Employee Views of Leveraged Buy-Out Transactions
Résumé
This paper offers a comprehensive view of employee satisfaction: we make use of 700,000 ratings, in addition to 500,000 written reviews posted by employees of all ranks, in different industries, types of companies, and in companies that underwent different types of ownership changes. Employee satisfaction is lower following a company acquisition; more so when it is a Leveraged Buy-Out (LBO). However, there is significant heterogeneity. Our first key finding is that previous ownership type is the main source of heterogeneity for employee satisfaction. A large decrease is observed for Public-to-Private transactions only.

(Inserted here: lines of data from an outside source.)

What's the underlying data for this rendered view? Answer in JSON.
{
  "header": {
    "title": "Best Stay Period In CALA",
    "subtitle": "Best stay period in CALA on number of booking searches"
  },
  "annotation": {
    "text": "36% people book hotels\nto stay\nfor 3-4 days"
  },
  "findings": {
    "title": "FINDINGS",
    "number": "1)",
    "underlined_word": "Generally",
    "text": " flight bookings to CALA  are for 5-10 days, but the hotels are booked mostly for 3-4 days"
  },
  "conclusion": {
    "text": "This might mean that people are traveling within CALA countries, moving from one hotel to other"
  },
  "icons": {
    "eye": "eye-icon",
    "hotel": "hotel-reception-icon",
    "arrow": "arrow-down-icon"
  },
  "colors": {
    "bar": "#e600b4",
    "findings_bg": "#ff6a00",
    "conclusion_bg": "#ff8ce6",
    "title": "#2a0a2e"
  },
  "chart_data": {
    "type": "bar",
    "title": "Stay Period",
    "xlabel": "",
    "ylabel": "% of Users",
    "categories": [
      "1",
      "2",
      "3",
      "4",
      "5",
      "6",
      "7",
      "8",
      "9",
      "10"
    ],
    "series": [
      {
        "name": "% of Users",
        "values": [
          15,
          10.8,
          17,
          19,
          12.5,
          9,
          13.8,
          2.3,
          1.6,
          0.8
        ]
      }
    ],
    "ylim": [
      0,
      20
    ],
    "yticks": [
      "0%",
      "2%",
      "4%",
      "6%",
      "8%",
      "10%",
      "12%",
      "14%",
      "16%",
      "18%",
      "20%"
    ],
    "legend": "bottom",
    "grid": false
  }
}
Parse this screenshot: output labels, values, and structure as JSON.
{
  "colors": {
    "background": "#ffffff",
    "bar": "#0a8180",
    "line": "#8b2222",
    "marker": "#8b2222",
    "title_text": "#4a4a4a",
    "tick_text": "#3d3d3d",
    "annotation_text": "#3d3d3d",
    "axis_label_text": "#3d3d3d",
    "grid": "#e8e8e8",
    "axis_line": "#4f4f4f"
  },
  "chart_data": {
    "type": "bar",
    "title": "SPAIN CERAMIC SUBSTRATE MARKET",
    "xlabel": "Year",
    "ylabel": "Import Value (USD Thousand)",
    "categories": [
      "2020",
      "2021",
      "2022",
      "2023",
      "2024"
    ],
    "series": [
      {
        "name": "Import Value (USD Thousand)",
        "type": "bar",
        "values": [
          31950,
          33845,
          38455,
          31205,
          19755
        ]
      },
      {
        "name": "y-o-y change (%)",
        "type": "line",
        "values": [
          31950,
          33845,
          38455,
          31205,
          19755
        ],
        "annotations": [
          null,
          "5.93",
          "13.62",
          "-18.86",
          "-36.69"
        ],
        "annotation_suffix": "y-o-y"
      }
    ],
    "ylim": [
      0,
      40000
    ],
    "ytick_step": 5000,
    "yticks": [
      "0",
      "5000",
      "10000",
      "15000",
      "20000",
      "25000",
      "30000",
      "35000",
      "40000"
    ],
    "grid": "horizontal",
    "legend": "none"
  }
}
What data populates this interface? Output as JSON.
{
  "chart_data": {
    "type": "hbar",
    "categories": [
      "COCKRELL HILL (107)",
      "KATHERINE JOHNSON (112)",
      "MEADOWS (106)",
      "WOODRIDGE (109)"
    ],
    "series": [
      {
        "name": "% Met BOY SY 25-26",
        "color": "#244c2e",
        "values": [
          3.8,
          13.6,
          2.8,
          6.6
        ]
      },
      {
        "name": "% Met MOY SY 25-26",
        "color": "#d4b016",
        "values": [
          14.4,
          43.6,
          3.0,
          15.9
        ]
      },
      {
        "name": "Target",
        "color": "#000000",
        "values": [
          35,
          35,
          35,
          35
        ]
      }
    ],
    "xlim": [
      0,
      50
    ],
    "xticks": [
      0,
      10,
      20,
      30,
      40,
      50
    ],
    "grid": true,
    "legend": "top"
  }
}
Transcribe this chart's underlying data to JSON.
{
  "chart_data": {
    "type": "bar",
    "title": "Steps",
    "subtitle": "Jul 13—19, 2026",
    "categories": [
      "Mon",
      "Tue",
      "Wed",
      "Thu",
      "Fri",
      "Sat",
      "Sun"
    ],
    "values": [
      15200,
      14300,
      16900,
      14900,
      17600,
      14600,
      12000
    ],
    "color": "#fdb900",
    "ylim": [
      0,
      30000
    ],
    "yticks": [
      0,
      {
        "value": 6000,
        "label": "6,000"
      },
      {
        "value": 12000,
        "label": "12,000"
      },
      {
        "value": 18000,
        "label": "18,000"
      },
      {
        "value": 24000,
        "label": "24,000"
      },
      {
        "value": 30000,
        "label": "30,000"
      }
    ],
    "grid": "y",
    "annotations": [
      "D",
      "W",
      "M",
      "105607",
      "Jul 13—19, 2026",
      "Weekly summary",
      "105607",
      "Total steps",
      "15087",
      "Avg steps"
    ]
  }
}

The employee drop in satisfaction in these types of transactions is four times larger than in a traditional M&A. We do not find however any difference between Private-to-Private transactions and regular M&As. We conducted a Latent Dirichlet Allocation analysis on about 500,000 written cons reviews and show that for Public-to-Private transactions, employees complain specifically about layoffs, restructuring and cost cutting as well as about the management team. However, these employees also complain less about the operations or their benefits which were a problem before the transaction.
Biographie
Marie Lambert has a joint Ph.D. in Finance from the Universities of Liège and Luxembourg (2010). She is Full Professor and Vice-Dean for Research at HEC Liège - Management School of the University of Liège. She leads the track “Banking and Asset Management” of the master in management and teaches courses on Asset Management, Alternative Investments, Corporate Finance and Financial Modeling. Marie is also Affiliate Professor at EDHEC Business School (Nice) and at Paris Dauphine as well as a Research Associate at the EDHEC Risk Institute and a research fellow of the Quantitative Management Initiative. She is an Associate Editor of Global Finance Journal, Credit and Capital Markets, and Applied Finance Letters. She sits at the management board of the BENELUX Corporate Finance Network. Marie has developed a research expertise in asset pricing models, market anomalies, investment styles (value, growth investing), and hedge funds. Her work has been published in international peer-reviewed journals and has been presented to leading academic and professional conferences. Her current research interests lie in sustainable finance (e.g., climate risk pricing, disagreement in the measurement of firm sustainable ratings, performance analysis of sustainable investments) and private equity.